Leaked emails show Google employees HACKED company’s “incognito mode” browser — saying it’s “not really private” — as consumer lawsuit seeks BILLIONS in damages for company’s false promises
- Google employees mocked the company’s false advertising of the ‘incognito mode’ private browsing capability in a series of leaked emails from 2018
- Engineers at the company suggested the tech giant ditch the name ‘incognito mode’ after a study was published about the browser’s lack of protection
- A judge in Oakland, Calif., will review the emails along with other documentation and decide whether a consumer lawsuit targeting the feature will proceed
Leaked emails reveal that Google employees mocked the company’s ‘incognito mode’ browser feature, saying it was not ‘truly private’ as the tech giant suggests.

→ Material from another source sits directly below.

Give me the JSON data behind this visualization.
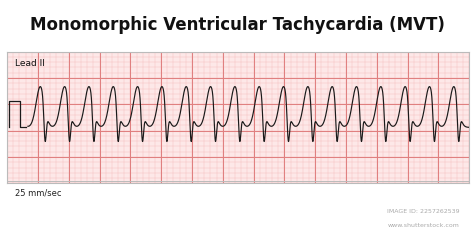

In a series of emails cited in a California-based lawsuit on behalf of one million users, employees suggested in 2018 that the company stop misleadingly advertising the incognito feature on Google that allegedly allows users to “browse privately” for to prevent others from using a shared device to view search history.
The lawsuit claims that the private browsing option, which features an outline of a mysterious man wearing glasses and a detective hat, is misleading because Google can still see consumer data, according to Bloomberg.
“We need to stop calling it incognito and stop using the Spy Guy icon,” an engineer said in an email chain in 2018 after delivering a study on the browser’s lack of protection.
Another engineer responded with a meme from the Simpsons TV show episode, where a look-alike of Homer Simpson, dubbed ‘Guy Incognito’, was shown identical to the show’s main character, but with a moustache, suit and top hat.
The engineer joked that Guy Incognito’s costume ‘exactly conveys the level of privacy [the browser] gives.’
A judge will decide on Tuesday whether the trial will continue. If found liable, Google could be fined to pay billions to consumers.
Google is facing a lawsuit after consumers suggested the company’s incognito browser isn’t actually private
2018 emails from lawsuit websites’ employees suggesting the company stop falsely advertising the private browsing feature
An employee joked that the Incognito icon should look like Homer Simpson, dubbed Guy Incognito, was shown identical to the show’s main character, but with a mustache, suit and top hat
Google marketing chief Lorraine Twohill sent an email to CEO Sundar Pichai last year on International Data Privacy Day to request that the tech giant become more private, according to Bloomberg.
“Make incognito mode truly private,” Twohill wrote in an email. “We’re limited in how strongly we can market incognito because it’s not really private, and so it requires a really obscure, security language that’s almost more harmful.”
Twohill’s email and other employee documentation are among the court documents that will be reviewed in an Oakland, Calif., courtroom on Tuesday.
Incognito mode on Google announces that other users won’t be able to see browsing history – but doesn’t say the tech giant can’t see data.
“Privacy controls have long been built into our services, and we encourage our teams to constantly discuss or consider ideas to improve them,” a Google spokesperson said in a statement.
‘Incognito mode provides users with a private browsing experience, and we have been clear about how it works and what it does, while the plaintiffs in this case have intentionally mischaracterized our statements.’
The lawsuit further cites an email sent to CEO Sundar Pichai last year that calls for making the tech giant more private for consumers
U.S. District Judge Yvonne Gonzalez Rogers will review the case. If Google is found liable, Google could owe millions of consumers up to $1,000 per violation, according to Bloomberg.
The lawsuit also aims to hold the tech giant responsible for a lack of transparency in the incognito mode setting, which is believed to keep browsing private for users.
The consumers are suggesting that Google change the language of the private browsing feature to make users aware that the tech giant can still collect their data.